The ocular distribution of methazolamide after corneal and scleral administration: the effect of ionization state.

The accession of methazolamide in ionized and unionized form to cornea, sclera, aqueous humor and ciliary process was studied 10 minutes following separate application to either sclera or cornea of a 1 mM solution. Cornea and ciliary process concentrations were 27.3 and 14.5 microM for unionized application to cornea and 10.1 and 7.1 microM for ionized application. Bulk aqueous humor concentrations were much lower, 3.1 and 1.1 microM, and cannot account for drug found in ciliary process on this time scale. Scleral application of drug, by contrast, gave undetectable ciliary process concentrations. These results are presented as a model for drug disposition following single drop topical sulfonamide therapy. The scleral pathway for drug delivery to ciliary process was further tested by application to sclera of 300 microL of either a 1 mM ionized or unionized solution for 30 minutes or as a 2% (85.5 mM) ionized solution for 30 minutes. In these series, red cell carbonic anhydrase was presaturated at -24 hours with drug to remove a possible route for loss of drug from sclera, that of the systemic circulation and the high concentration of carbonic anhydrase in red cells.
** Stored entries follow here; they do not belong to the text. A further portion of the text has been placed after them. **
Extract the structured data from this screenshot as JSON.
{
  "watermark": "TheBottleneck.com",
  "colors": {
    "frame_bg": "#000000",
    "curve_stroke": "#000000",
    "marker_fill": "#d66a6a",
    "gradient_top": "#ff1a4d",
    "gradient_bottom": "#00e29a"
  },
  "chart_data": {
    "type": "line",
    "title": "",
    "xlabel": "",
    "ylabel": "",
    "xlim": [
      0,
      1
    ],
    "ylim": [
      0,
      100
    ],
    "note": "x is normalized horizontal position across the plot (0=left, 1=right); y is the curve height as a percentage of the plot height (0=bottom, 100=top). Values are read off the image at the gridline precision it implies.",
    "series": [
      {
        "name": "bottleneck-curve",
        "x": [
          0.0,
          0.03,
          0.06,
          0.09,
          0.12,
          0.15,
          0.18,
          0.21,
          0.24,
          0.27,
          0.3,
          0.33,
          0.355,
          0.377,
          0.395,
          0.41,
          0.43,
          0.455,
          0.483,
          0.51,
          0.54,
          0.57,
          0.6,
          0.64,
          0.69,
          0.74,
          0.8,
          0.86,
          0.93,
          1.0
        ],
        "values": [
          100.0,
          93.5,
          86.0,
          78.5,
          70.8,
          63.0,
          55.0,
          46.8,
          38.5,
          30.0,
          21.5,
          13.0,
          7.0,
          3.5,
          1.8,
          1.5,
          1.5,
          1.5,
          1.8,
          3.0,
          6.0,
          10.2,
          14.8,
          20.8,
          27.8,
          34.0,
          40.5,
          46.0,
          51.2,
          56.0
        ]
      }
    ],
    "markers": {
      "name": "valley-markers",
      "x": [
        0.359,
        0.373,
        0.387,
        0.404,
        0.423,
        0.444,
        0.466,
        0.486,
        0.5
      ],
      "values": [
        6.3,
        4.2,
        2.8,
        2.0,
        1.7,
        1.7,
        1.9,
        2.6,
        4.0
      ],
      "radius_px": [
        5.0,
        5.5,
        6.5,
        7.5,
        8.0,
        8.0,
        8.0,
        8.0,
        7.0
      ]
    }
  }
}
After either ionized or unionized application, approximately 1 microM was detected in ciliary process, but all drug was attributable to the blood content of the tissue and the drug bound to red cell carbonic anhydrase. After 2% dosing, 4 microM was detected in ciliary process after allowance for drug in red cells. This concentration is below that necessary for inhibition of ciliary process carbonic anhydrase, suggesting that especially with regard to topical sulfonamide therapy, the corneal route of drug delivery to ciliary process predominates greatly over the scleral route.